Five years ago Jonathan Strange and Mr. Norrell (Susanna Clarke) brought magic and fairies to adult readers. The following year along came The Historian (Elizabeth Kostova), a great historical novel about Vlad, the vampire. Now, Lev Grossman brings modern magicians into a novel strictly for grownups.
Quentin Coldwater grew up in Brooklyn, gifted and always ahead of most kids his age. What else could he do besides go to Princeton and continue to be a great brain? What Quentin really wants, though, is happiness. While he found it as a youth in books of fantasy that took him away to imaginary worlds, he has never found it in life. His parents are just not that interested in him. Worse, his best friend got the girl Quentin loves. Though working hard at school has always paid off, "[he] was used to this anti-climatic feeling, where by the time youve done all the work to get something you dont even want it anymore."
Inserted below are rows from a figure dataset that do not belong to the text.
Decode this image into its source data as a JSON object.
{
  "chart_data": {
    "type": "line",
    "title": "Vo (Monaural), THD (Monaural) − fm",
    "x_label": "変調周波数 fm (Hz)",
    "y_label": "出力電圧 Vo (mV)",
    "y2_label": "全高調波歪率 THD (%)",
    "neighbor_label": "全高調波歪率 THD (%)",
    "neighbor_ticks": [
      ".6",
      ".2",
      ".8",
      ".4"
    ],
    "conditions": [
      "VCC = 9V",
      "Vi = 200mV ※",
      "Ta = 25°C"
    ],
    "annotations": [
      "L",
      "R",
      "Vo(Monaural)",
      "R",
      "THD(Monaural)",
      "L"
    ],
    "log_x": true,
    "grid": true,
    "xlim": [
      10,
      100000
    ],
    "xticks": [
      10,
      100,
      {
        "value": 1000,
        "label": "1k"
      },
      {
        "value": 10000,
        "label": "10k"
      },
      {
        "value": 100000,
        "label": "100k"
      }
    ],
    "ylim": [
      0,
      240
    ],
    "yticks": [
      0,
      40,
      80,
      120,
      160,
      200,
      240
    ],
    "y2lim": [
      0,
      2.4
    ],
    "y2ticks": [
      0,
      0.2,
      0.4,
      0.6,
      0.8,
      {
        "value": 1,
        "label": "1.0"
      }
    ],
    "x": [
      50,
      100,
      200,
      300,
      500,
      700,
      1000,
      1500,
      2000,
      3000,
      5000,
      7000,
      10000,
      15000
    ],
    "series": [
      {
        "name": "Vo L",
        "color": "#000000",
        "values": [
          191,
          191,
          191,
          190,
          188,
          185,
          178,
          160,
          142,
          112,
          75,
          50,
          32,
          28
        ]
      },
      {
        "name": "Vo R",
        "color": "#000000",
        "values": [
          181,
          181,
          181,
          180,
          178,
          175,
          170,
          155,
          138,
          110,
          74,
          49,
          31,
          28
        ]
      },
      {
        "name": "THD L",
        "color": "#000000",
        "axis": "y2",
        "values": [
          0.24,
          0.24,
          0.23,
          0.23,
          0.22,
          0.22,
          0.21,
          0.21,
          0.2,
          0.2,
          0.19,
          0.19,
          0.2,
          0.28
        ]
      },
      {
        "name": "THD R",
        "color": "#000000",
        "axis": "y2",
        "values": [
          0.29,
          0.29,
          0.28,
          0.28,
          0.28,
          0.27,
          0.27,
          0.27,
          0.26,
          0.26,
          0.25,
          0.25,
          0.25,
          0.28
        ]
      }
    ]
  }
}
Luckily (or so he thinks), Quentin literally stumbles into Brakebills, an exclusive and highly secret academy for magicians, and is accepted after passing a grueling entrance exam. He finds friends and the love of his life, Alice, but more disturbingly he learns that he has power. In the way of coming of age stories, he must discover how to control that power and use it responsibly. Heartbreak, anxiety and wonder ensue.
Grossman makes Quentins years at Brakebills entertaining, using plenty of smart and funny nods to Hogwarts and the training of magicians, as well as references to magical occurrences found in books by authors from Ward Juster to Roger Zelazny. He even creates a fictional fantasy series, Fillory and Further (see sidebar), which all the students at Brakebills grew up reading.
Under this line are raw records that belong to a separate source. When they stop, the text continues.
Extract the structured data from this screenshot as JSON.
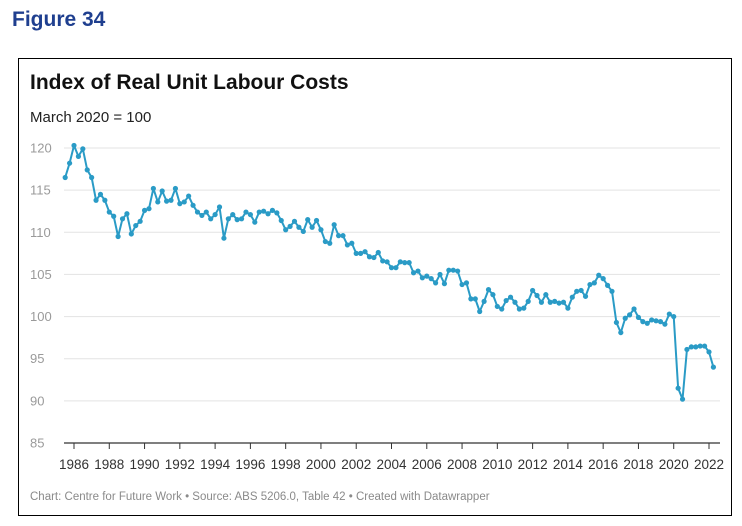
{
  "figure_label": "Figure 34",
  "chart_data": {
    "type": "line",
    "title": "Index of Real Unit Labour Costs",
    "subtitle": "March 2020 = 100",
    "footer": "Chart: Centre for Future Work • Source: ABS 5206.0, Table 42 • Created with Datawrapper",
    "xlabel": "",
    "ylabel": "",
    "xlim": [
      1986,
      2022
    ],
    "ylim": [
      85,
      120
    ],
    "yticks": [
      85,
      90,
      95,
      100,
      105,
      110,
      115,
      120
    ],
    "xticks": [
      1986,
      1988,
      1990,
      1992,
      1994,
      1996,
      1998,
      2000,
      2002,
      2004,
      2006,
      2008,
      2010,
      2012,
      2014,
      2016,
      2018,
      2020,
      2022
    ],
    "grid": true,
    "series_color": "#2a9bc6",
    "series": [
      {
        "name": "Index of Real Unit Labour Costs",
        "start_year": 1985.5,
        "step": 0.25,
        "values": [
          116.5,
          118.2,
          120.3,
          119.0,
          119.9,
          117.4,
          116.5,
          113.8,
          114.5,
          113.8,
          112.4,
          111.9,
          109.5,
          111.6,
          112.2,
          109.8,
          110.8,
          111.3,
          112.6,
          112.8,
          115.2,
          113.6,
          114.9,
          113.7,
          113.8,
          115.2,
          113.4,
          113.6,
          114.3,
          113.2,
          112.4,
          112.0,
          112.4,
          111.6,
          112.1,
          113.0,
          109.3,
          111.6,
          112.1,
          111.5,
          111.6,
          112.4,
          112.1,
          111.2,
          112.4,
          112.5,
          112.2,
          112.6,
          112.3,
          111.4,
          110.3,
          110.7,
          111.3,
          110.6,
          110.1,
          111.5,
          110.6,
          111.4,
          110.3,
          108.9,
          108.7,
          110.9,
          109.6,
          109.6,
          108.5,
          108.7,
          107.5,
          107.5,
          107.7,
          107.1,
          107.0,
          107.6,
          106.6,
          106.5,
          105.8,
          105.8,
          106.5,
          106.4,
          106.4,
          105.2,
          105.4,
          104.6,
          104.8,
          104.5,
          104.0,
          105.0,
          103.9,
          105.5,
          105.5,
          105.4,
          103.8,
          104.0,
          102.1,
          102.1,
          100.6,
          101.8,
          103.2,
          102.6,
          101.2,
          100.9,
          101.9,
          102.3,
          101.7,
          100.9,
          101.0,
          101.8,
          103.1,
          102.5,
          101.7,
          102.6,
          101.7,
          101.8,
          101.6,
          101.7,
          101.0,
          102.3,
          103.0,
          103.1,
          102.4,
          103.8,
          104.0,
          104.9,
          104.5,
          103.7,
          103.0,
          99.3,
          98.1,
          99.8,
          100.2,
          100.9,
          99.9,
          99.4,
          99.2,
          99.6,
          99.5,
          99.4,
          99.1,
          100.3,
          100.0,
          91.5,
          90.2,
          96.1,
          96.4,
          96.4,
          96.5,
          96.5,
          95.8,
          94.0
        ]
      }
    ]
  }
}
The plot thickens and darkens after Quentin, Alice, and a few other friends graduate, only to find themselves adrift in New York City. Imagine yourself, or your son or your niece, heading out into life with a highly-skilled degree in something arcane and trying to figure out where to fit in. Grossman gets it just right.
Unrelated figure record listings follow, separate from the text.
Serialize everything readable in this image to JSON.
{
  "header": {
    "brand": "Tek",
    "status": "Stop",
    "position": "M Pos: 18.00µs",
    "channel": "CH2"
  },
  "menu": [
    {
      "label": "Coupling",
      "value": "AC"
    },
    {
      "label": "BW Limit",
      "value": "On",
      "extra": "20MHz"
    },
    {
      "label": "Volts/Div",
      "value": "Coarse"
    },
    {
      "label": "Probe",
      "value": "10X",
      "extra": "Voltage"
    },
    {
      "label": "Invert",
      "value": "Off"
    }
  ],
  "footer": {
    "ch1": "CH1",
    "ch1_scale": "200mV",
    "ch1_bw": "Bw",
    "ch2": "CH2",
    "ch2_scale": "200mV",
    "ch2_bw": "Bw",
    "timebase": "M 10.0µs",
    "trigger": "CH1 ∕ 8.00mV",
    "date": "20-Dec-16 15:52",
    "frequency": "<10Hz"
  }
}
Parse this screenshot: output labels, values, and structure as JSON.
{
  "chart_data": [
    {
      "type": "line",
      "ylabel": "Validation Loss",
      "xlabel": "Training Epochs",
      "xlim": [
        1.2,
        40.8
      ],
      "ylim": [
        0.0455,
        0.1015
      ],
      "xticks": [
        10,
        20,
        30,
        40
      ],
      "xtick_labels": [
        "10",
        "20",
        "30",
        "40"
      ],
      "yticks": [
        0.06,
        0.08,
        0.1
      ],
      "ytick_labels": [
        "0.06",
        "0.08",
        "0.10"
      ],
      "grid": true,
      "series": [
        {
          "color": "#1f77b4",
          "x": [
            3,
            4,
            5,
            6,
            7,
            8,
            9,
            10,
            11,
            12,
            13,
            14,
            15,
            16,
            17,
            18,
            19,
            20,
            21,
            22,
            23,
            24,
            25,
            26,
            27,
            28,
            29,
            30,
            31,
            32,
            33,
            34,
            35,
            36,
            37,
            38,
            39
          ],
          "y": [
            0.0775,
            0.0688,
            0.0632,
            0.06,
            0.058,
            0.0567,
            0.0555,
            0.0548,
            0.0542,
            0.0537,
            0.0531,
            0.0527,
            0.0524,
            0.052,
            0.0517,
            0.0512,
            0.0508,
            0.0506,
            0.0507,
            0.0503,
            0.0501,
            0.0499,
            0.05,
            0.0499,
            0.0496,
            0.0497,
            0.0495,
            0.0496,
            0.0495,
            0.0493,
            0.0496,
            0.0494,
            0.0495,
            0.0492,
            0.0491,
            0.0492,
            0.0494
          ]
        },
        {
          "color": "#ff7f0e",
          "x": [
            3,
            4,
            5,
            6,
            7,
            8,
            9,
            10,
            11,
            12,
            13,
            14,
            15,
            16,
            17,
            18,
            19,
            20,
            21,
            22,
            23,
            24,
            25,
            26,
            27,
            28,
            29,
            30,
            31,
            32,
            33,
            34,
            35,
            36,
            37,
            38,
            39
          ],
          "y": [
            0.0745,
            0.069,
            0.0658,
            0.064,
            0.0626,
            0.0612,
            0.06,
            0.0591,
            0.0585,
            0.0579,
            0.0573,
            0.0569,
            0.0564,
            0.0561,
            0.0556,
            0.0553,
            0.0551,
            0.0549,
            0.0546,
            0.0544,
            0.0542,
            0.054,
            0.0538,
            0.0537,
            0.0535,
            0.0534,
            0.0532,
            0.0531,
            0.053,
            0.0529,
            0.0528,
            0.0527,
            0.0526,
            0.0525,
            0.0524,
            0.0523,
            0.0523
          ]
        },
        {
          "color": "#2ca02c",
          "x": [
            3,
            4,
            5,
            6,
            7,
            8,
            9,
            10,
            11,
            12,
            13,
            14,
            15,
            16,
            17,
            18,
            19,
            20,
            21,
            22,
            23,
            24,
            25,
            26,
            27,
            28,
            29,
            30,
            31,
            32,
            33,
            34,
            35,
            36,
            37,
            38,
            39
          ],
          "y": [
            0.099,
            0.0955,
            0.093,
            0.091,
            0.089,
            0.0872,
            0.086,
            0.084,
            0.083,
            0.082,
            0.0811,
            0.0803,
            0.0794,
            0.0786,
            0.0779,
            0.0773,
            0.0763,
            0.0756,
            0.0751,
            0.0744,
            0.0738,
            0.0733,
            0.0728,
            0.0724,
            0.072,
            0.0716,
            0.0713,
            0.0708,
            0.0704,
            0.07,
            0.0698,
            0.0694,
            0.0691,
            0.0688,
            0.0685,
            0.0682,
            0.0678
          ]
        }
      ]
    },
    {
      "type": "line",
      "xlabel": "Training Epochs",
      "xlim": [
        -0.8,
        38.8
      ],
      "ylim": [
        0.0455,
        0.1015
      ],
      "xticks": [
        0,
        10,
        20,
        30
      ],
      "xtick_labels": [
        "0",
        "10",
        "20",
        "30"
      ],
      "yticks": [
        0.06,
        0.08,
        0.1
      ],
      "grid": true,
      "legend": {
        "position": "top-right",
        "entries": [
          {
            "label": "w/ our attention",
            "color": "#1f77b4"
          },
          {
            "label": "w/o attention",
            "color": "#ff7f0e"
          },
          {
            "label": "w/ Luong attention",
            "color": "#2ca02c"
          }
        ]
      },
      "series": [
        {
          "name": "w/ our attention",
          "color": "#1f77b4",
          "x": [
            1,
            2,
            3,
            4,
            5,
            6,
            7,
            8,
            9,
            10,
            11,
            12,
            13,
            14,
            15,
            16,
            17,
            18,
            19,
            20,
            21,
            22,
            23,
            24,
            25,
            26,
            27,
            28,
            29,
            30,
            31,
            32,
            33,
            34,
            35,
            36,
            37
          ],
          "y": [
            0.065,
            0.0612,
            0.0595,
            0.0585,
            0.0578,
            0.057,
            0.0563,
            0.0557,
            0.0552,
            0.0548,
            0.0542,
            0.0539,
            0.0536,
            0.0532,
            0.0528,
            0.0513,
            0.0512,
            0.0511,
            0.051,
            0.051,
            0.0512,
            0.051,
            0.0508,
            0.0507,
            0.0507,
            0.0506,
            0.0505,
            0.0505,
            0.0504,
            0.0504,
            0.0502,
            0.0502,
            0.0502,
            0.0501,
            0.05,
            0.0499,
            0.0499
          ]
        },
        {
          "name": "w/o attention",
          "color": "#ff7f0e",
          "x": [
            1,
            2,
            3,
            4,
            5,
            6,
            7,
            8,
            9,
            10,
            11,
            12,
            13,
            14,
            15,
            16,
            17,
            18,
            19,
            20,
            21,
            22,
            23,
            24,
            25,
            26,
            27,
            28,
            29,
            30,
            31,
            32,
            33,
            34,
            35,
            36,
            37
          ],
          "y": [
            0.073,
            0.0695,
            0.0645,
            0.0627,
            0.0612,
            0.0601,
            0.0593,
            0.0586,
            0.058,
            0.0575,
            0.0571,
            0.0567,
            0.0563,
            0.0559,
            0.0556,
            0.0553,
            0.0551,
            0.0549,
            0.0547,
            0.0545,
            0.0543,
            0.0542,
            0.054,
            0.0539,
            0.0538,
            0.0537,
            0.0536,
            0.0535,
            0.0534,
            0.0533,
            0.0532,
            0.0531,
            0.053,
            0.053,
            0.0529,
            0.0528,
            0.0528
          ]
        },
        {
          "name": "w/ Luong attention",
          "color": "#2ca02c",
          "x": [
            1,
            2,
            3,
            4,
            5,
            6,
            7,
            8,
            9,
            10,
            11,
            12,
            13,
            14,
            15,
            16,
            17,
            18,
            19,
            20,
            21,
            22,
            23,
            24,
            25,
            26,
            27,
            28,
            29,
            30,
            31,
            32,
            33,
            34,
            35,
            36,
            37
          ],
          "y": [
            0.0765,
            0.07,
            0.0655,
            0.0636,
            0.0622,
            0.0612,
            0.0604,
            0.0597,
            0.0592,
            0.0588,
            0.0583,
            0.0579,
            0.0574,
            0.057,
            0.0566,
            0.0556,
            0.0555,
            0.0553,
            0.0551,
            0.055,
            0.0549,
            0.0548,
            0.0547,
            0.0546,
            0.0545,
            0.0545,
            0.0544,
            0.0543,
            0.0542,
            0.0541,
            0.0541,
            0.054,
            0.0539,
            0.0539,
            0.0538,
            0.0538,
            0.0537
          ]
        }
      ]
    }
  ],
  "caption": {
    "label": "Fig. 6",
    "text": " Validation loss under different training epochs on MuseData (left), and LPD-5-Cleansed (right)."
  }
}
Quentin is a complex character with unique abilities and fatal flaws. Alice, my favorite character, has deep reserves of strength and integrity. When they and their friends get the opportunity to prove themselves as magicians, it is the authors mix of suspense, emotion and humor that propels an essentially disturbing tale. Whether the reader is 20, 40 or 60, the quandaries met and the choices made by these characters will feel real and important.
Lev Grossman writes in the voice of a clever 21st century man who has obviously thought deeply about the state of the modern world and pondered the age old question of whether it is possible to be happy. The result is a stirring investigation into the meaning and uses of magic told by a world-weary, fairly hip nerd.